Я так привык. Ночами, в полной тьме, под этой маской, под шалью, я слышал свое дыхание... Оно казалось чужим. И огонь, захлестывающий, когда она оплетала меня ногами... Я так сжимал кулаки, что ногти впивались в ладонь. Руки сводило. Голова была полна облаками...
Она выскальзывала из-под кучи, которую мы сгребли в постели, и убегала. Еще какое-то время я сидел так. С замотанным лицом. Пока небо в голове не переставало крутиться. А потом я разбинтовывал голову, лицо, расправлял сведенные ноги. Как раздавленный скорпион, как двухвостка. Я приходил в себя.
И в тот момент, лежа обнявшись с ней, мертвой, в реке, я знал, что вернулся в свой настоящий дом. В свою настоящую жизнь... Да. Наши лица обнажились.
***
Конечно, я чувствовал: что-то было не так. Наша семейка, мать, сестра, дядя и я, — мы были другие. Мы жили совсем незаметно. Мало ли женщин сходит с ума?! Да повсюду, везде властвовал один закон. Один-единственный закон, перед которым мы все, все были слепы. Да. Слепы. Слепы... Как один гигантский сон, и все в нем ворочались, кряхтели, пукали, храпели, чесались и плакали. Смеялись и плакали... И что нам снилось? Только иногда, редко-редко, улыбка освещала наши лица... Так хорошо... Благодать все-таки нисходила на нас. Да. Как бы мы все от нее ни прятались.
Наша семья... Моя мать, моя мертвая сестра, дядя, который загадочно избавился от моего отца...
Я чувствовал, что мы все идем в ад. Размахивая руками, веселясь, ухмыляясь, мы жрем друг друга на ходу... Уехать, смыться? Бросить все, свалить, пусть все весело ковыляют в сон, в ад, в бесконечную битву, где все бессмертны! Где отрубленные головы снова прирастают, где мы и есть — самые страшные демоны!

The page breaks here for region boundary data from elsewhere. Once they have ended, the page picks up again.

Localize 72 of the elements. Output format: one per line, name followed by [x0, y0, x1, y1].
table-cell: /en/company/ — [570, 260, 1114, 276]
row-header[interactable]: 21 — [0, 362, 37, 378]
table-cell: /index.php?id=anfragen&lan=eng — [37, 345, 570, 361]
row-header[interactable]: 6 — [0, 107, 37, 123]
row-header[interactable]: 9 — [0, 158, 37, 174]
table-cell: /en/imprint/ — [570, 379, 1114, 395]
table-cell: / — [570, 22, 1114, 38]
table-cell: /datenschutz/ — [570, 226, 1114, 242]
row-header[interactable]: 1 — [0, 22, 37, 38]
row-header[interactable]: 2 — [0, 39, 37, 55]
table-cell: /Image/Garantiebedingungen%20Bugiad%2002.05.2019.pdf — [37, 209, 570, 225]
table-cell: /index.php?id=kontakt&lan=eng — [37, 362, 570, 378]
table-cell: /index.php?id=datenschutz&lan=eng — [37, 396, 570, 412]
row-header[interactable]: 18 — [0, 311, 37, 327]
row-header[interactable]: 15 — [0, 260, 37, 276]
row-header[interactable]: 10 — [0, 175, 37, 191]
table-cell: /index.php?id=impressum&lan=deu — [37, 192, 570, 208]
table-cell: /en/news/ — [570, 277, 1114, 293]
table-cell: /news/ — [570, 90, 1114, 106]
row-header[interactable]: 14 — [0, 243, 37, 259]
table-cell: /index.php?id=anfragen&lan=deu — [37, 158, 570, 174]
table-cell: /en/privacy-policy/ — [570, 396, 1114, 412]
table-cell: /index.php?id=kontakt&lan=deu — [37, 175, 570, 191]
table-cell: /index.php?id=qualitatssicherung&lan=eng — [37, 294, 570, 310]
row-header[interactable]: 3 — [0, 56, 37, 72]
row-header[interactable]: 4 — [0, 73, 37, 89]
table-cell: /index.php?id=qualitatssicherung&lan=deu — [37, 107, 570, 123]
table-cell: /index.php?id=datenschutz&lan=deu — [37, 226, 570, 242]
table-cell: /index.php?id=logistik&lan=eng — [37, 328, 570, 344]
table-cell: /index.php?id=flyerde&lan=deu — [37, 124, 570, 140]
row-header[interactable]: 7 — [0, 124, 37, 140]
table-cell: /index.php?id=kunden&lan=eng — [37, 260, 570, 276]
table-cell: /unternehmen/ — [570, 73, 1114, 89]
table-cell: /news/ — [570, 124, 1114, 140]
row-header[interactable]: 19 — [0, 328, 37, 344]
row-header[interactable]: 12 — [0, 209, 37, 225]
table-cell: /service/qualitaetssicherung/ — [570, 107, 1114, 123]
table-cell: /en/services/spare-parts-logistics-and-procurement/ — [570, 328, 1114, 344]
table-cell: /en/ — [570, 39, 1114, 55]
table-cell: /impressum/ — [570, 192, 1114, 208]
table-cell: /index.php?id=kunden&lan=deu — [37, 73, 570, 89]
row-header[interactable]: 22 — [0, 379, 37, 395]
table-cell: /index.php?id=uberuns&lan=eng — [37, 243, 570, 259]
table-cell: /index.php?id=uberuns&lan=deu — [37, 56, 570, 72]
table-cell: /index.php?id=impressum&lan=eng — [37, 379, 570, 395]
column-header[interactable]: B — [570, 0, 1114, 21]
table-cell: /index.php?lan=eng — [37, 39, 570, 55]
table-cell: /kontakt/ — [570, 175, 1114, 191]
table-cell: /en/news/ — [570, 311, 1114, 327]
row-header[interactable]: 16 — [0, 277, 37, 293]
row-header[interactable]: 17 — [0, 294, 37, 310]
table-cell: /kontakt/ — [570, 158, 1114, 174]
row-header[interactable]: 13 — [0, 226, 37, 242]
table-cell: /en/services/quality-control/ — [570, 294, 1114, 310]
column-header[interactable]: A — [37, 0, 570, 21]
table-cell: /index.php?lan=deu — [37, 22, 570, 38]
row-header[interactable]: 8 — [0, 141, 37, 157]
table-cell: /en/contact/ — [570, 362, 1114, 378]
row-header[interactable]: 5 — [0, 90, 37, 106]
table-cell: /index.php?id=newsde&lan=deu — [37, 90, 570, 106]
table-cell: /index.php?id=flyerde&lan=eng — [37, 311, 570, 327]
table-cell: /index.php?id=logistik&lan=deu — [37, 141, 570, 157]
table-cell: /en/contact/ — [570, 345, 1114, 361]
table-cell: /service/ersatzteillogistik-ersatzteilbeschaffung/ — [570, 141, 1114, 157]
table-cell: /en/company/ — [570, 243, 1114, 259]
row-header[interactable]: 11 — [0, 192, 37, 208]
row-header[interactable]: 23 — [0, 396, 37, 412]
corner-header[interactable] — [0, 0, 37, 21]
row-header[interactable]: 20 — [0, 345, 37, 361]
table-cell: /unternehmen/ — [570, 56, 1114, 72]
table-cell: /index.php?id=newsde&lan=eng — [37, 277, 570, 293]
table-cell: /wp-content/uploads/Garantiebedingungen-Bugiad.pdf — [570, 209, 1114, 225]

Ладно. Не важно... Наплевать! Другие смывались. Один возьмет чемодан с огурцами, с салом в полотенце и уйдет на рассвете на станцию. Сядет в поезд и, протирая глаза, очнется в городе. В огромном городе, где его деревенские демоны притихнут поначалу, а потом со временем наберутся городских штучек и давай с новой силой! Точно. Я покатывался со смеху! Нет уж! Мы и так веселы! Все вместе маршируем в ад! Танцуя! По колыбельной! «Баю-баюшки-баю! Не ложися на краю!.. »

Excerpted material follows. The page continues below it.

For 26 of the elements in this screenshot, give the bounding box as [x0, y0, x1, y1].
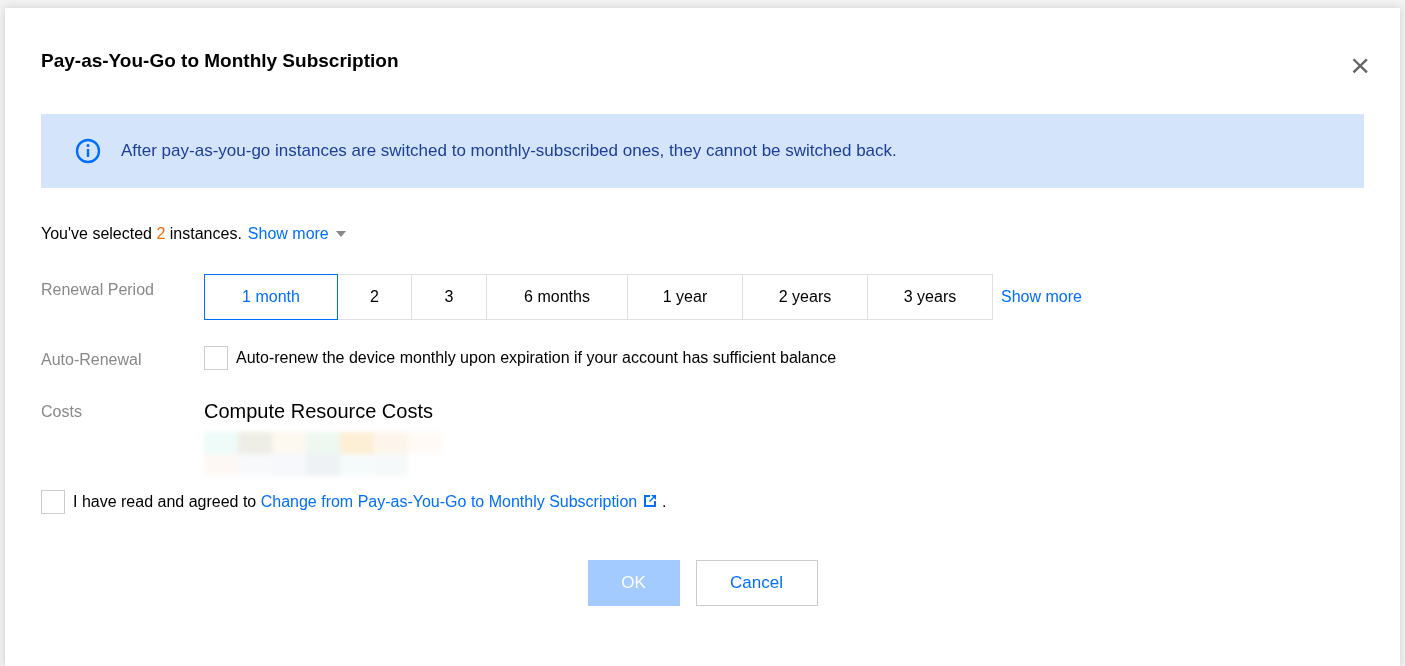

Хо-хо-хо... Уж точно, я предпочитаю теперь, чтоб мне пели наоборот! Баю-баюшки-баю! Ты ложися на краю! И никто к нам не придет! Ни волчок, ни старый кот!..
Моя мать, любимая сестра, дядя, мы гнием, мы тлеем. Мы вырождаемся и исчезнем в конце концов. Пока в нашем роду не было уродов. Ни кривых, ни горбатых! Наоборот! Все здоровые, живучие! Как змеи. Но уже началось! Этот легкий томительный сон! Полудрема вырождения, полуулыбка... Усталость. Лень. Жир. Эти лилии...
В нашем роду еще не было ни слепых, ни мертворожденных. Но уже дед мой любил горбатеньких, хроменьких! Он находил их красивыми, до дрожи красивыми! Он и женился на таких. Здоровый семидесятипятилетний лось! Он ржал, подбрасывая меня к небу: «А-а-а! Наша кровь! Живучий! Сластена и молчун!»
Даже когда дед ослеп. Все равно брел на этот зов вырождения, на этот пустырь, на эти развалины, где все угасает...
А если мы все-таки проснемся... Мы проснемся не от любви. Нет, нет и еще раз нет! Мы проснемся от смерти. Она нас разбудит! Она.
Мать была в ужасе, когда ложился первый снег. Но это было еще ничего. Пару часов. Три часа. Она заматывала голову полотенцем!
«Ну и грохот! Он так грохочет, как гвозди с неба валятся! Быстрей бы кончился! Оооо! Проклятая зима!»
С искривленным лицом она металась по дому. Меня это забавляло. Дядя Петя с удивлением следил за ее траекторией. Он нормален. Если сыт. Но он боится! Мою мать, да, свою сестренку. А она входила в раж! Как будто на третий день зубной боли!
Постанывая, мать затихала перед окном. Всегда, сколько бы она ни носилась, сколько бы ни пряталась от снега за печку, всегда в конце концов оказывалась перед окном! Она сидела, раскачиваясь, подперев голову кулаками, с остановившимися глазами.